O procurador-geral alertou que, se a resposta do Executivo for a “impossibilidade país”, então “sacrificamos uma instituição que deve ser puramente republicana”. Ele lembrou que, desde que assumiu o cargo, seus pedidos de aumento orçamentário não foram atendidos. Em 2023, havia solicitado 80 bilhões de guaranis.
O Senado já havia aprovado uma ampliação de 7,4 bilhões de guaranis (cerca de US$ 1,2 milhão) para custear ajustes salariais de promotores adjuntos e agentes fiscais. No entanto, Rolón pretendia obter US$ 20 milhões adicionais, conforme diálogo mantido com o Poder Executivo.

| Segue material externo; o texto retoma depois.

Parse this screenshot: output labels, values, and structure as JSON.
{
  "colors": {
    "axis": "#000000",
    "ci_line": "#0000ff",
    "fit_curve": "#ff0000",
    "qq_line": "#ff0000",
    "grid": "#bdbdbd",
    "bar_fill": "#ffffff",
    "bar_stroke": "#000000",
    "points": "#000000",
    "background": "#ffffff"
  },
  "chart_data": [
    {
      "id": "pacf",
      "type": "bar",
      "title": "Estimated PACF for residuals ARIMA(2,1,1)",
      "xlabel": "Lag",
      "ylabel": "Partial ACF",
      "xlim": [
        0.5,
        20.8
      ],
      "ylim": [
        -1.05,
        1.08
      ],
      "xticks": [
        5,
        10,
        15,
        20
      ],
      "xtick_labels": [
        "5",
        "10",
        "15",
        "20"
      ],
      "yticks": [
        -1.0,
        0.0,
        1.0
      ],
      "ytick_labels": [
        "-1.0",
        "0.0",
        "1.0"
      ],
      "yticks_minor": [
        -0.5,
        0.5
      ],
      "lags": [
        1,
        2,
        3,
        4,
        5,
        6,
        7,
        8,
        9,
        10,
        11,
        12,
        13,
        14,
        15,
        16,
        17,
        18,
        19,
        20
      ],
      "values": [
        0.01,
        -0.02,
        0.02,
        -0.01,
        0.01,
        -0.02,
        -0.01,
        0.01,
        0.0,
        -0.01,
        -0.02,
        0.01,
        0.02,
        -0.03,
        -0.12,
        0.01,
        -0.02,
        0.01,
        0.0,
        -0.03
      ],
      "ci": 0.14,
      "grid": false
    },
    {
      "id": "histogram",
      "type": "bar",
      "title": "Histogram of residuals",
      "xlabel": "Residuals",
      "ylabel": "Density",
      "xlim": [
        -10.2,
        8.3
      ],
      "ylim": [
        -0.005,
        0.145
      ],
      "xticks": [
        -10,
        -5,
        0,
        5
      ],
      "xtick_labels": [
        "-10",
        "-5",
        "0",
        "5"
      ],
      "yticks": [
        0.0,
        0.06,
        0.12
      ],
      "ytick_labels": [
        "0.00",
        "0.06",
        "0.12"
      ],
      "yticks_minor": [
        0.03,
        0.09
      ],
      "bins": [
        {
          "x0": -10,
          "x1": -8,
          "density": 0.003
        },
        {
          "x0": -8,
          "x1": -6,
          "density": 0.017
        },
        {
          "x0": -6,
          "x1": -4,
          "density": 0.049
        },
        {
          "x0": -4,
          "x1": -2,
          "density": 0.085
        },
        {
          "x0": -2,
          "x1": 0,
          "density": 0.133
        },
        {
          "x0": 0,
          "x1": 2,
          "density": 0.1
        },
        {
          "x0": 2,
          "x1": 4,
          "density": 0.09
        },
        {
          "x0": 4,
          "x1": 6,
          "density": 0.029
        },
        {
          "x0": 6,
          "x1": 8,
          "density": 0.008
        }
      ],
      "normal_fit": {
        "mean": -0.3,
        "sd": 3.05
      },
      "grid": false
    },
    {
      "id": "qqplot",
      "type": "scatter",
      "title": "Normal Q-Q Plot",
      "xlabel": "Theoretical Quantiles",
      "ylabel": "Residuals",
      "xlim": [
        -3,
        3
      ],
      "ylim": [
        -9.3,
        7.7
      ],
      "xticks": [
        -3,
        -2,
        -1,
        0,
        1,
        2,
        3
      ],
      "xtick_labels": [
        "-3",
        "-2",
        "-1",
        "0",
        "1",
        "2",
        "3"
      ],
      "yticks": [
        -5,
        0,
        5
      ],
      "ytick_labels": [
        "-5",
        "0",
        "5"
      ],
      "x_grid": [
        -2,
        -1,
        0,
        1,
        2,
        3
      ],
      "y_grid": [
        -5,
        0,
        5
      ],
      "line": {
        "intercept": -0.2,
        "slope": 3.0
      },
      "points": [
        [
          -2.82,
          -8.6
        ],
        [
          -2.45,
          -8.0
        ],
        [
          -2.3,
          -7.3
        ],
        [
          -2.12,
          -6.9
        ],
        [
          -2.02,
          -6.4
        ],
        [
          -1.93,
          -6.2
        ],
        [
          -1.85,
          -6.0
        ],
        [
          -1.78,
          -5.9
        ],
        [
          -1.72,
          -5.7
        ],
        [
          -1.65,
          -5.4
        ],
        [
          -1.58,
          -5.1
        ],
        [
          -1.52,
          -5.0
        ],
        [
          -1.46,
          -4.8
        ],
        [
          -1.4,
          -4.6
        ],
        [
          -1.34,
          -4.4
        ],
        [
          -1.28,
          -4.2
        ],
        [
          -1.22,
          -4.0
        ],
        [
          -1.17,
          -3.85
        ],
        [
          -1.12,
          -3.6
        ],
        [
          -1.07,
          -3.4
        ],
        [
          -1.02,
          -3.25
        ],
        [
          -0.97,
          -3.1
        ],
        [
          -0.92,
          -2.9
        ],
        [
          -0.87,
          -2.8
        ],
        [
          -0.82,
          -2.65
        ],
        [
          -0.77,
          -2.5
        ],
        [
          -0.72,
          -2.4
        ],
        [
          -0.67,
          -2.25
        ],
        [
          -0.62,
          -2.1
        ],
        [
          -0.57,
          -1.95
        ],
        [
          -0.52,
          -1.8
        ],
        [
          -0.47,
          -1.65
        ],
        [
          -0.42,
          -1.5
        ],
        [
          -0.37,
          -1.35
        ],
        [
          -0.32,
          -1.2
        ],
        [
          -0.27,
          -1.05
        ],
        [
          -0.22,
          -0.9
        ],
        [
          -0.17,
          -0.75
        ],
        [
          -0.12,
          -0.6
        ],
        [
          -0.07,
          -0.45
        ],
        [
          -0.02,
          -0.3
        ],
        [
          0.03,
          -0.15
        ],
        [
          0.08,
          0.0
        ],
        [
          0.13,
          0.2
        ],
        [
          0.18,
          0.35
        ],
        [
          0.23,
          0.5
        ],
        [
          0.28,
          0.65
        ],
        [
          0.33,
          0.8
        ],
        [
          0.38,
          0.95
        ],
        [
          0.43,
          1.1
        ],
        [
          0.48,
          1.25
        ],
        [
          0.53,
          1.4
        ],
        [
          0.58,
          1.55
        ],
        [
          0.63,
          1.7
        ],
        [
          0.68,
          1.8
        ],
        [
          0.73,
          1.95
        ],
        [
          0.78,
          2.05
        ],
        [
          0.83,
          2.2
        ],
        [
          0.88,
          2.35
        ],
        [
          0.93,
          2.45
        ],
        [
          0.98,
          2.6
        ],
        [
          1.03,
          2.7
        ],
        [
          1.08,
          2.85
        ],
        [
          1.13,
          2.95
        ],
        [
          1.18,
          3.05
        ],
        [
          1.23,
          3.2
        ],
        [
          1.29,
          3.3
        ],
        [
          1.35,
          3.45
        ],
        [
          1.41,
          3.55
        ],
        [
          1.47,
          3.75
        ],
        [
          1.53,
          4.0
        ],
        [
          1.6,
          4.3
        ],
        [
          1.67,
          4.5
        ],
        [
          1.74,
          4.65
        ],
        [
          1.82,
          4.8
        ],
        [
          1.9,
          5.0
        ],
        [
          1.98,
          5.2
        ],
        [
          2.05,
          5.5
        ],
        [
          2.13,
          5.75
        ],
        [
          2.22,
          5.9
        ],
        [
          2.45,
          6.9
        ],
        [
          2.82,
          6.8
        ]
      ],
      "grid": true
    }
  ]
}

O presidente da Câmara, Raúl Latorre, reconheceu a deficiência orçamentária do Ministério Público e afirmou que serão feitas as gestões necessárias para que a instituição conte com os recursos indispensáveis, especialmente nas áreas científica e forense.
Durante a reunião, também esteve presente a promotora Patricia Sánchez, que teria recebido ameaças do ex-senador Hernán Rivas em razão de uma investigação sobre suposto diploma falso que tramita em seu gabinete. Latorre declarou apoio a Sánchez e ao sistema de Justiça como um todo.